Poi il primo pensiero ai terremotati: "A tutti gli sfollati vorrei andasse il primo pensiero non solo della Leopolda ma di tutti gli italiani che credono che risolveremo anche questa, che saremo capaci di ricostruire, che andremo oltre il sentimento di orgoglio che abbiamo avuto nell'estrarre vive 238 persone, una cosa mai accaduta in Ue. Non basta rispondere all'emergenza e se vogliamo essere coerenti e non utilizzare il terremoto come set di grande show, dobbiamo mettere in atto una politica di prevenzione", ha detto il premier. E proprio a proposito di terremoto il premier lancia una stoccata all'Ue: "Tutte le spese per ricostruire le scuole saranno fuori dal Patto di Stabilità, piaccia o non piaccia a quelli di Bruxelles", ha detto il presidente del Consiglio.  "Il futuro dei nostri figli vale più dei funzionari della Unione europea". 

LA DIRETTA

REFERENDUM - Il premier dal palco di Firenze chiama alla mobilitazione in vista del referendum, che si è detto "sicuro di vincere": "Siamo ad un bivio - dice -, è il derby tra passato e futuro, tra cinismo e speranza, tra rabbia e proposta, tra nostalgia e domani". Poi Renzi attacca gli avversari, i sostenitori del 'no': "Vogliono solo difendere i loro privilegi e sanno che il 4 dicembre è la loro ultima occasione per tornare in pista. Non c'è altro, lo hanno capito anche i bambini, ma quale articolo 70...". Immancabile la stoccata a D'Alema, apertamente schierato contro la riforma renziana: "D'Alema dice che lui la faceva meglio - dice il premier - . E allora perché non l'hai fatta te in questi anni?".

ATTACCO ALLA MINORANZA - Durissimo l'attacco alla minoranza Pd all'indomani dell'accordo sull'Italicum. Minoranza che si è spaccata, con l'ok di Cuperlo e i Bersaniani che sono rimasti fermi sul 'no'. "C'è un pò di amarezza - ha attaccato il segretario del Pd - perché in parte del nostro partito è prevalsa la tradizionale volontà non tafazziana, sarebbe troppo semplice dire che è farsi del male da soli, ma è prevalso il messaggio che gli stessi che 18 anni fa decretarono la fine dell'Ulivo perché non erano loro a comandare la sinistra stanno decretando la fine del Pd perché hanno perso un congresso e usano il referendum come lo strumento per la rivincita. Con rispetto, umiltà ma decisione non ve lo consentiremo". Parole dure che sono state accolte dall'ovazione della paltea, da cui si è levato qualche "Fuori fuori" riferito a quelli che Renzi ha chiamato "i teorici della ditta".

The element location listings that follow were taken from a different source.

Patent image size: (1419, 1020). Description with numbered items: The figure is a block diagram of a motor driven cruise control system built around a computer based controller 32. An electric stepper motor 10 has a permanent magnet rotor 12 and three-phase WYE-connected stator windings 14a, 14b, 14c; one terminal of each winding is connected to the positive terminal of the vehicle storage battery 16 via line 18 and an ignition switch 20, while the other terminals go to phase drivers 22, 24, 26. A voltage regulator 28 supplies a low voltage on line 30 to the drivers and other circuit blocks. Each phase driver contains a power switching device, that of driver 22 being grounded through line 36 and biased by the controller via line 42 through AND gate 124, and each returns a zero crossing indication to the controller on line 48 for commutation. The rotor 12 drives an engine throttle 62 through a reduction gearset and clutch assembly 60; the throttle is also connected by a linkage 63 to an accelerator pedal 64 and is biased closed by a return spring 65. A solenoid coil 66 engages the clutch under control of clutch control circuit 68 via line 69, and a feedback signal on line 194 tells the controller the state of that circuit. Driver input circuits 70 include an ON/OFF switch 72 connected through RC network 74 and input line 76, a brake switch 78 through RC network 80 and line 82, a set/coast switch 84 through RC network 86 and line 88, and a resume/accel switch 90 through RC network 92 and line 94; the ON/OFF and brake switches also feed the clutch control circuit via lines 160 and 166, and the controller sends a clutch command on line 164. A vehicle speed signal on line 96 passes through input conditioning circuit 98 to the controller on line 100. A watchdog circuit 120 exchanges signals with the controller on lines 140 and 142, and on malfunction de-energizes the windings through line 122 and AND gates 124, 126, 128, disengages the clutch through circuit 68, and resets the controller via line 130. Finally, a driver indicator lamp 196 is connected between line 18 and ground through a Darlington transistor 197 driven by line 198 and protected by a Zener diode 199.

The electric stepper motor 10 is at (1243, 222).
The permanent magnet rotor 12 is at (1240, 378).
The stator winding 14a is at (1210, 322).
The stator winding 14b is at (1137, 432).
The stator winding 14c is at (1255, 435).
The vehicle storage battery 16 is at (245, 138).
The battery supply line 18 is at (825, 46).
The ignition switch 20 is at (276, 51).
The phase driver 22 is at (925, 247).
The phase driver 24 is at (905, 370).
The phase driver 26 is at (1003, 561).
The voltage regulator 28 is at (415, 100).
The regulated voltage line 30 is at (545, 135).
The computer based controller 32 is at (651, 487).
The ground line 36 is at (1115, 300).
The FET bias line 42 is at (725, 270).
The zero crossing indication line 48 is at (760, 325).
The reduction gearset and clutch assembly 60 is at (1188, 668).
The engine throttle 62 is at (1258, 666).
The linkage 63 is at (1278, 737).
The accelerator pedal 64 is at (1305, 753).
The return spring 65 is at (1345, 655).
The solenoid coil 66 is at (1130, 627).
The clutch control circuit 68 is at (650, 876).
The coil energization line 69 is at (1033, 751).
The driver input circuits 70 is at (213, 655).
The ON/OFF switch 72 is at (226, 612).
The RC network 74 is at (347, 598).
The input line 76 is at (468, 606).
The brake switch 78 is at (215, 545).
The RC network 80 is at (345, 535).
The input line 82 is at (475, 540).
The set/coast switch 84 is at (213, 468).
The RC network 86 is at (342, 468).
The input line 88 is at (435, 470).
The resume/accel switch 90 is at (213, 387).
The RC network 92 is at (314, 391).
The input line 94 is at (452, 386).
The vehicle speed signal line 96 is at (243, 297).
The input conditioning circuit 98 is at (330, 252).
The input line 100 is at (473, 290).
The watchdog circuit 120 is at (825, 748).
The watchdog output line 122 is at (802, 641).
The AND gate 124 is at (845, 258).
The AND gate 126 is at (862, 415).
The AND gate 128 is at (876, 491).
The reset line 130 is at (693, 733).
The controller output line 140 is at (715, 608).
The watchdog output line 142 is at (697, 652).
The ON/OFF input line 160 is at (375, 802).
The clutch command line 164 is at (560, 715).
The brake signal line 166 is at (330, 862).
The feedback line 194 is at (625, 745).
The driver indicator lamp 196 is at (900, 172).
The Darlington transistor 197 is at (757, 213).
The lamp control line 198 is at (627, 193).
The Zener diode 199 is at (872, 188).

SCONTRI: "NOI CON LE FORZE DELL'ORDINE" - E a proposito degli scontri di ieri avvenuti durante il corteo nel capoluogo toscano tra forze dell'ordine e manifestanti anti-Renzi, il permier dice: "Quando in Piazza San Marco ci si incappuccia, si prende un cartello stradale e si cerca di darlo in testa ai poliziotti non si difende la Costituzione, ma la si offende e noi stiamo dalla parte di quelle forze dell'ordine che ieri erano in piazza". "Dicevano che volevano venire alla Leopolda: vi do una notizia, basta mandare una email", ha aggiunto Renzi.